Depression and anxiety are common in patients with nonalcoholic fatty liver disease.
However, their associations with histological severity of nonalcoholic fatty liver disease are unknown.
Dr Nagy and colleagues assessed the association(s) of depression, anxiety and antidepressant pharmacotherapy with severity of histological features in patients with nonalcoholic fatty liver disease.
The research team analyzed 567 patients with biopsy-proven nonalcoholic fatty liver disease enrolled in the Duke nonalcoholic fatty liver disease Clinical Database.
Depressive and anxiety symptoms were assessed using the Hospital Anxiety & Depression Scale.
The associations of depression and anxiety with severity of histological features of nonalcoholic fatty liver disease were analyzed using multiple logistic regression models with and without adjusting for confounding factors.
Subclinical and clinical depression was noted in 53%, and 14% of patients, respectively.
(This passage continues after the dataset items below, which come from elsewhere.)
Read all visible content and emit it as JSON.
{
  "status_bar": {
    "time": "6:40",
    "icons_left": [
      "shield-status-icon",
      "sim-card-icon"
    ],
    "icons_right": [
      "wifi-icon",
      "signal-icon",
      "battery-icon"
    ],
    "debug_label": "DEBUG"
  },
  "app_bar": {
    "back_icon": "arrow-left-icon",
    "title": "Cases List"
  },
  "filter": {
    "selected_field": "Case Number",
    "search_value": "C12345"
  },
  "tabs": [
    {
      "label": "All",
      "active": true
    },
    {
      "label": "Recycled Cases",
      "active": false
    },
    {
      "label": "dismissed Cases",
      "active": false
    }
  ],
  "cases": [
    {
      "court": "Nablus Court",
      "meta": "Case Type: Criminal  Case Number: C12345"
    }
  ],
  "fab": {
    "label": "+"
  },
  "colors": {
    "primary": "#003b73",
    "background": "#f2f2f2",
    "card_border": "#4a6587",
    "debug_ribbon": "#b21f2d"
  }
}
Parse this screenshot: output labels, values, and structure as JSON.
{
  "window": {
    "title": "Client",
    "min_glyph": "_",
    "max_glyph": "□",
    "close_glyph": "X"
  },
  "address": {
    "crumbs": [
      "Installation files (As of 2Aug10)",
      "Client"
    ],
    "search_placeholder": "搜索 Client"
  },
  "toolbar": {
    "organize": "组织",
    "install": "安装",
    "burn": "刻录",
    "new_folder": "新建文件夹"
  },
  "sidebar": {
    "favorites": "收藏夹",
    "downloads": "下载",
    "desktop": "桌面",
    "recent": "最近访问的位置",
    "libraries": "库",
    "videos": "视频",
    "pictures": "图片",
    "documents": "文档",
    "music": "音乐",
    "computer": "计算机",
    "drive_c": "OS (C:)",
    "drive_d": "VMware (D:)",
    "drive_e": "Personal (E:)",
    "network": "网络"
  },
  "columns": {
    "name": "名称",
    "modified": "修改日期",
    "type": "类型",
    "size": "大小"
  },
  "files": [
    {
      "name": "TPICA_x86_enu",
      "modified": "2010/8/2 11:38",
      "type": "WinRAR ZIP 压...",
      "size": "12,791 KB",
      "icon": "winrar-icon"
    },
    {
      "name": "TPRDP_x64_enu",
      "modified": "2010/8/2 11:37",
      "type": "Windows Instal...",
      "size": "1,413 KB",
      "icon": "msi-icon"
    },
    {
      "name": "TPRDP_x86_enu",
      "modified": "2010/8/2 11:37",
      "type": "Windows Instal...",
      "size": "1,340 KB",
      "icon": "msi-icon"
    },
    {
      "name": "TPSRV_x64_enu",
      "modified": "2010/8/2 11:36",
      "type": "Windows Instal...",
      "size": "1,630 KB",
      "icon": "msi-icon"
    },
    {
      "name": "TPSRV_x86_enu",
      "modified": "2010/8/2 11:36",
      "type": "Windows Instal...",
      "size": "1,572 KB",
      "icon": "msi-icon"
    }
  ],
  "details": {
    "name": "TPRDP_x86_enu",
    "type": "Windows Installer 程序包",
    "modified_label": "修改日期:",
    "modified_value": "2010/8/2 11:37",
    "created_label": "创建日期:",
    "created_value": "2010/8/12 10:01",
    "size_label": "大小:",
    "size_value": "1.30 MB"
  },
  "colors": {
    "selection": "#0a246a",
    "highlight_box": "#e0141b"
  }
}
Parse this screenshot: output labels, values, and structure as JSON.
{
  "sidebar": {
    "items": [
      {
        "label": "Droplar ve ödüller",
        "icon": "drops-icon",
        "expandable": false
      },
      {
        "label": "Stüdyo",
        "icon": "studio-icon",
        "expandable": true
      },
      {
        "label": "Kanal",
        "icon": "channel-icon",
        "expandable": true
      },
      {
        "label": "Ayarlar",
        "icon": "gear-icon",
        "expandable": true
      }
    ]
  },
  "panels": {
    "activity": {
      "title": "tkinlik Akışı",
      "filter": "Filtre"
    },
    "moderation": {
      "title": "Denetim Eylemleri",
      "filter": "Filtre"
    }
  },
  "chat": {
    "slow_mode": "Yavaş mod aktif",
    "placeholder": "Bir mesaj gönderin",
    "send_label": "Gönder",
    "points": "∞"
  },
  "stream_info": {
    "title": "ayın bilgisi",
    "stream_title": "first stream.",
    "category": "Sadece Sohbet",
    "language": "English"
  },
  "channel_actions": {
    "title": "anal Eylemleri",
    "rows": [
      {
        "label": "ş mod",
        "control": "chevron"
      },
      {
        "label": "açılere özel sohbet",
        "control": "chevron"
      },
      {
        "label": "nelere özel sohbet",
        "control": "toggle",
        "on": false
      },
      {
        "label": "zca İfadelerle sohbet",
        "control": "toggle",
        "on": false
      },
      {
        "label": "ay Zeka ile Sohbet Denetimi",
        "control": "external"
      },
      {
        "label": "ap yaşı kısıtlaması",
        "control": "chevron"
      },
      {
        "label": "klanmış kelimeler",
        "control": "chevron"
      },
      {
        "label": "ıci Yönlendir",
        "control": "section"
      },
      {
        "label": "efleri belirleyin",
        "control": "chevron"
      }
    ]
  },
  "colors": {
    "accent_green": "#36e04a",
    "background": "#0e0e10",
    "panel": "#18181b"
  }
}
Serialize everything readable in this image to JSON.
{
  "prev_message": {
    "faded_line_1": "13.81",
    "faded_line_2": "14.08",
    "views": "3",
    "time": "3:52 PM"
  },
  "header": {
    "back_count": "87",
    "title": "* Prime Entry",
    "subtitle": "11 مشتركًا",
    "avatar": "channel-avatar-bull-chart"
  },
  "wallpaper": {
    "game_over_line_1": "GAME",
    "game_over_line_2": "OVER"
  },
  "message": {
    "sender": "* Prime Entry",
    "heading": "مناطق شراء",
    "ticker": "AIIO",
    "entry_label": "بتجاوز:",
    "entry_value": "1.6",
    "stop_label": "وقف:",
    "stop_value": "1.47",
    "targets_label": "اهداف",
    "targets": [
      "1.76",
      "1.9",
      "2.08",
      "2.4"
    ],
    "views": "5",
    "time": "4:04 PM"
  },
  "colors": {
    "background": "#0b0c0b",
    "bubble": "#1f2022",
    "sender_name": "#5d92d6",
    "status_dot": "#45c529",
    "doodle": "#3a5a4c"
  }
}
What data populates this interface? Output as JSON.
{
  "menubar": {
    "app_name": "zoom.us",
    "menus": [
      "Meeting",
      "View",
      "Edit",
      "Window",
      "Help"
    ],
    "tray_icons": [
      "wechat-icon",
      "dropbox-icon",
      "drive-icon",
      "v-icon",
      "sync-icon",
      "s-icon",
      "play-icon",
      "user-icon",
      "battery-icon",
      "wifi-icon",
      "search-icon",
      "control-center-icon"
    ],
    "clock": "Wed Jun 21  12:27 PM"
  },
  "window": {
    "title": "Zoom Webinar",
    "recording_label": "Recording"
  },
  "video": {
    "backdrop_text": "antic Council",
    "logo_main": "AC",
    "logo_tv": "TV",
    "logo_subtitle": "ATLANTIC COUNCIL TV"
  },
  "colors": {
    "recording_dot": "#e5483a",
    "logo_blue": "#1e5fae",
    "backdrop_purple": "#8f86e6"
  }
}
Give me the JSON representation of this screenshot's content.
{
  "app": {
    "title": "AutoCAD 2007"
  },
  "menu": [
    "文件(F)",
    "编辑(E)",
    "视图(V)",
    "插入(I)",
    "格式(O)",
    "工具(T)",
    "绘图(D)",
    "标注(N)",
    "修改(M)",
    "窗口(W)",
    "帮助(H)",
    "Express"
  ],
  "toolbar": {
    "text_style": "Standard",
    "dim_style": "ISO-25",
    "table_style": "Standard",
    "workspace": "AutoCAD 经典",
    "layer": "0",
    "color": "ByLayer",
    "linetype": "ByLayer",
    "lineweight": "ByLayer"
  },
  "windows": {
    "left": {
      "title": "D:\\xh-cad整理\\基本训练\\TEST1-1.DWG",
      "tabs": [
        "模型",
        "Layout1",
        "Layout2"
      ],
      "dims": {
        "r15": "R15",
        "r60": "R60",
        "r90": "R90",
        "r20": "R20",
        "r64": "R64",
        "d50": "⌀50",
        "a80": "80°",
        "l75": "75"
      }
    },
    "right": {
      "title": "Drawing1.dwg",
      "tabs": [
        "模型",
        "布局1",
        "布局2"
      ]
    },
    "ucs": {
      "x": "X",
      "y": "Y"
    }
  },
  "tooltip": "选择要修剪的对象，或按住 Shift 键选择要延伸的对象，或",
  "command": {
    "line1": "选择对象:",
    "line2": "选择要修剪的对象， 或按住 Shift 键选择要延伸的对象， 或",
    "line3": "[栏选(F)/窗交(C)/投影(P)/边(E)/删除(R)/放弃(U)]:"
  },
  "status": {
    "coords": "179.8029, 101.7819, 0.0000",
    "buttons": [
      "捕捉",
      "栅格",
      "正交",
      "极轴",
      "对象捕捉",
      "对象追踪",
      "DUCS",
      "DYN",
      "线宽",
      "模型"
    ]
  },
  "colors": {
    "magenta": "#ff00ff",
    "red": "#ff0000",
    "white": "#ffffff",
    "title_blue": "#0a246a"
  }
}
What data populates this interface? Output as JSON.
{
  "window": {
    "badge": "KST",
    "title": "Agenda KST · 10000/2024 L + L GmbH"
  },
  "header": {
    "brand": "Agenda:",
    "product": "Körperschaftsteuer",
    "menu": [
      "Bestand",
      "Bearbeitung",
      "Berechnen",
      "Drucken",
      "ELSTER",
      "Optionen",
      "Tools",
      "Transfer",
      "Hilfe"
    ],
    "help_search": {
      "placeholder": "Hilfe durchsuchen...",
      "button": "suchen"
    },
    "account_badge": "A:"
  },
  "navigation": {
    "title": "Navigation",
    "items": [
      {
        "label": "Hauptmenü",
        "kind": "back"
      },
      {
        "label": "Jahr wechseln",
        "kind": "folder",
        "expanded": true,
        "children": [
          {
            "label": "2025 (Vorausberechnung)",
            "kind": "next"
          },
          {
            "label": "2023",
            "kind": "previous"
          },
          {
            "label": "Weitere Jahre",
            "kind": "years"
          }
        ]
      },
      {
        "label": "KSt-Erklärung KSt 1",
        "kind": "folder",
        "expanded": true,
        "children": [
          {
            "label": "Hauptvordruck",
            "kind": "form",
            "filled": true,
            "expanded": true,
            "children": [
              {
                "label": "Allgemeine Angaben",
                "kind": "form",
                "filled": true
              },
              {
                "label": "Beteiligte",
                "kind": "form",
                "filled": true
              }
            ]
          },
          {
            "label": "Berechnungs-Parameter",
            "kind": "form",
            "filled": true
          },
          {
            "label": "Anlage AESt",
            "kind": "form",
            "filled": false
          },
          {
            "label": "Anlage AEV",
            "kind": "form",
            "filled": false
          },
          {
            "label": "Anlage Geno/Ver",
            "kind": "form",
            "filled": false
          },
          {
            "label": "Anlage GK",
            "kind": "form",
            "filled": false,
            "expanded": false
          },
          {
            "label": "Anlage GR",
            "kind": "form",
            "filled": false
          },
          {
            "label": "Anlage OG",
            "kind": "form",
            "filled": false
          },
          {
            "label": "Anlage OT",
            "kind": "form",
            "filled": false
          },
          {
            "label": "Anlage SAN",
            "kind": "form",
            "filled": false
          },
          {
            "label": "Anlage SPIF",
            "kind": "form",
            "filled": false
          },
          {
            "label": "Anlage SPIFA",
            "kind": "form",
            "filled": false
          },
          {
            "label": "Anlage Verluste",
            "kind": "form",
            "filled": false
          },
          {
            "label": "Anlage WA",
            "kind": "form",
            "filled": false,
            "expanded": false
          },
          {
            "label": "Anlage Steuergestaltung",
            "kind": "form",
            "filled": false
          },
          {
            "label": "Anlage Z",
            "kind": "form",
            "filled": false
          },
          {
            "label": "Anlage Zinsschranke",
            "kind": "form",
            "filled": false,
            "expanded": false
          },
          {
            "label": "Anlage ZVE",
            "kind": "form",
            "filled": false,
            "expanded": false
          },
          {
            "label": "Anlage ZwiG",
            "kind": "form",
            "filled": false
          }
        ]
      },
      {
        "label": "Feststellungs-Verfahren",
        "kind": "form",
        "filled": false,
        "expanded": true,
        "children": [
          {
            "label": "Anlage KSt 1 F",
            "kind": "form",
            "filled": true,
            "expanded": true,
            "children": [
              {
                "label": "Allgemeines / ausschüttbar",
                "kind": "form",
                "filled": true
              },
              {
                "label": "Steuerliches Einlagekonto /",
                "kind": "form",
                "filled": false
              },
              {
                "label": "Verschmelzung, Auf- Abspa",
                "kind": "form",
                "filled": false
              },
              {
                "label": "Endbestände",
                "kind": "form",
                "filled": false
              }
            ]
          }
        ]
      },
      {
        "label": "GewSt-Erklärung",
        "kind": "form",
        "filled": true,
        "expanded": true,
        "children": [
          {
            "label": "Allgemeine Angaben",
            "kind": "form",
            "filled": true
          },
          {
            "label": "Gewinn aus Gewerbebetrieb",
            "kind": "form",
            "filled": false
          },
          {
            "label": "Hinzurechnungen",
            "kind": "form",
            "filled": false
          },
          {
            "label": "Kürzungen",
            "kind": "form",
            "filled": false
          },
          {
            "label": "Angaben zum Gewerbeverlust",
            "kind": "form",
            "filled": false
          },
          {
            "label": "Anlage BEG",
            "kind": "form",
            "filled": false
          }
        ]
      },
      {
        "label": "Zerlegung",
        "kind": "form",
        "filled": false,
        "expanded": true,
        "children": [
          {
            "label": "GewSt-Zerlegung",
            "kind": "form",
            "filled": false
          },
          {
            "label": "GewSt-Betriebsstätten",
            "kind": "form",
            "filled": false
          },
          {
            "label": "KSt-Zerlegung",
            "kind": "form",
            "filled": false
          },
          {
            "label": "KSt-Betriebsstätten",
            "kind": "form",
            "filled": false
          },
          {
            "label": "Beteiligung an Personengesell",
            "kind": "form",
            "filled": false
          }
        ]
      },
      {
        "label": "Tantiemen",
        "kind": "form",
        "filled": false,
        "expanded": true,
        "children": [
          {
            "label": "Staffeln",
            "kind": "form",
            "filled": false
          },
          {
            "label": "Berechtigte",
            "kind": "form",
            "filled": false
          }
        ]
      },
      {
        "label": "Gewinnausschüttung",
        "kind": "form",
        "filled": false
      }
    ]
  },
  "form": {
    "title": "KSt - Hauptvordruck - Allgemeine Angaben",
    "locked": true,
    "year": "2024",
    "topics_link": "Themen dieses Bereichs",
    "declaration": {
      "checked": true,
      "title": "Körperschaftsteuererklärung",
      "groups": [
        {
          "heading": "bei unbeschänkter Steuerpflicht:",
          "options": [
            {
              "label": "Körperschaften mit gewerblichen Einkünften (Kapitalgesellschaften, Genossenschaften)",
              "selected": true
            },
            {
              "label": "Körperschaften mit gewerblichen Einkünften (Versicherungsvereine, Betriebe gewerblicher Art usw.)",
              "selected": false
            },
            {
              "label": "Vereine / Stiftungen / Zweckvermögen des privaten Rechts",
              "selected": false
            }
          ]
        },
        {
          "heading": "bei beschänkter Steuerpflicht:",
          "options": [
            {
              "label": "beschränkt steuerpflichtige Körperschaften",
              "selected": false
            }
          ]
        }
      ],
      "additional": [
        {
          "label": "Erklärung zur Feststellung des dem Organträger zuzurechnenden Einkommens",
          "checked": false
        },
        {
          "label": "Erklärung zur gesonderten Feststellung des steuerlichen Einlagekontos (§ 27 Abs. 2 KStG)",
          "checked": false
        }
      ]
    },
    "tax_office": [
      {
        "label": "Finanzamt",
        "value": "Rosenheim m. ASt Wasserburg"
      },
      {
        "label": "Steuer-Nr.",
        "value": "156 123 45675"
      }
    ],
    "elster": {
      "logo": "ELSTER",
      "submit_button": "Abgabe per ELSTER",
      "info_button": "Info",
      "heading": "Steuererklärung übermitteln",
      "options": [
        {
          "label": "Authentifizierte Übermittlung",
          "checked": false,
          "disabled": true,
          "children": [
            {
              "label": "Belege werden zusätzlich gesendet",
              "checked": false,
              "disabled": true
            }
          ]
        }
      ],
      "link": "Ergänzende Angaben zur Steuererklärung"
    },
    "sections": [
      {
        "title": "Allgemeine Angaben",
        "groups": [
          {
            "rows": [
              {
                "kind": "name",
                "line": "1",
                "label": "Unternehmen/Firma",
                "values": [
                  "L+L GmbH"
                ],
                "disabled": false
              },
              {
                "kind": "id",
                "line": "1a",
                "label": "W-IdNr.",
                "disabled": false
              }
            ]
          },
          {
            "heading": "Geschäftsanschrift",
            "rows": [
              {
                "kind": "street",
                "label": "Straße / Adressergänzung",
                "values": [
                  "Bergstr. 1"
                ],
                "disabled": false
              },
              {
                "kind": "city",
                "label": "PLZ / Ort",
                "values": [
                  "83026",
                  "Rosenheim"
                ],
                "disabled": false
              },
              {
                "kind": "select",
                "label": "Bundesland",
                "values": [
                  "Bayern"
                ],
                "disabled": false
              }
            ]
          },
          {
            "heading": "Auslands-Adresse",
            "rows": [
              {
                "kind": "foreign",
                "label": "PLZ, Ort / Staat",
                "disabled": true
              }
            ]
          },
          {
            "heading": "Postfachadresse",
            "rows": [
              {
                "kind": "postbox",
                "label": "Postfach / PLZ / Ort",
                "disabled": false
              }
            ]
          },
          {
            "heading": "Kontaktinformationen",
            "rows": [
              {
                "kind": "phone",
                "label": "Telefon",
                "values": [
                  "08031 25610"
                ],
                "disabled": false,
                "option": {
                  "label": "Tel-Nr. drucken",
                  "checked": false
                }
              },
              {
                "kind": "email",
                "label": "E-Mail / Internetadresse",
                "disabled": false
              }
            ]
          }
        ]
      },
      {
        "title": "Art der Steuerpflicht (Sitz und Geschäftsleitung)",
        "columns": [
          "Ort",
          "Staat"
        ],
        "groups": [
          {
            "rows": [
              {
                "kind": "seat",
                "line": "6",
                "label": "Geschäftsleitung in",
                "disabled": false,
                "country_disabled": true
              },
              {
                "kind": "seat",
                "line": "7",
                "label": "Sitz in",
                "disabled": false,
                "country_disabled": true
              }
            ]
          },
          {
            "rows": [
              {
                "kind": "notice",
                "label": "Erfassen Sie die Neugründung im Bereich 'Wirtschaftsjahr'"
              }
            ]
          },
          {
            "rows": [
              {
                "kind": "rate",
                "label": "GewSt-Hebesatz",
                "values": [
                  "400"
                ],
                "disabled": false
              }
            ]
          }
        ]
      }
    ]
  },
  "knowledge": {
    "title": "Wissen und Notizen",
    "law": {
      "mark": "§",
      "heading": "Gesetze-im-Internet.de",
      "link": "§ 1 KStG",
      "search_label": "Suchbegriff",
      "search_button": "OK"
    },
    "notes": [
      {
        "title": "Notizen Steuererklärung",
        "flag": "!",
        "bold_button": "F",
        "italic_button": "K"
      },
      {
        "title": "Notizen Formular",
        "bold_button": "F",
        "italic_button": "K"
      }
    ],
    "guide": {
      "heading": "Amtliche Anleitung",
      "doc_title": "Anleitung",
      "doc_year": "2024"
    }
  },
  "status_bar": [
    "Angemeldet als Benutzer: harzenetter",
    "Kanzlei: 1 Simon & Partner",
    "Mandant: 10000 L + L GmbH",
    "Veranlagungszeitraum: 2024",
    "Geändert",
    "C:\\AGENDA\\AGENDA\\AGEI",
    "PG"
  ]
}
The team observed subclinical and clinical anxiety in 45% and 25% of patients, respectively.
After adjusting for confounders, depression was significantly associated with more severe hepatocyte ballooning in a dose-dependent manner; adjusted cumulative odds ratio of subclinical and clinical depression for having a higher grade of hepatocyte ballooning were 2.1 and 3.6
Dr Nagy's team commented, "In patients with nonalcoholic fatty liver disease, depression was associated with more severe hepatocyte ballooning."
"Further investigation exploring pathobiological mechanisms underlying the observed associations and potential effects of antidepressant pharmacotherapy on nonalcoholic fatty liver disease liver histology is warranted."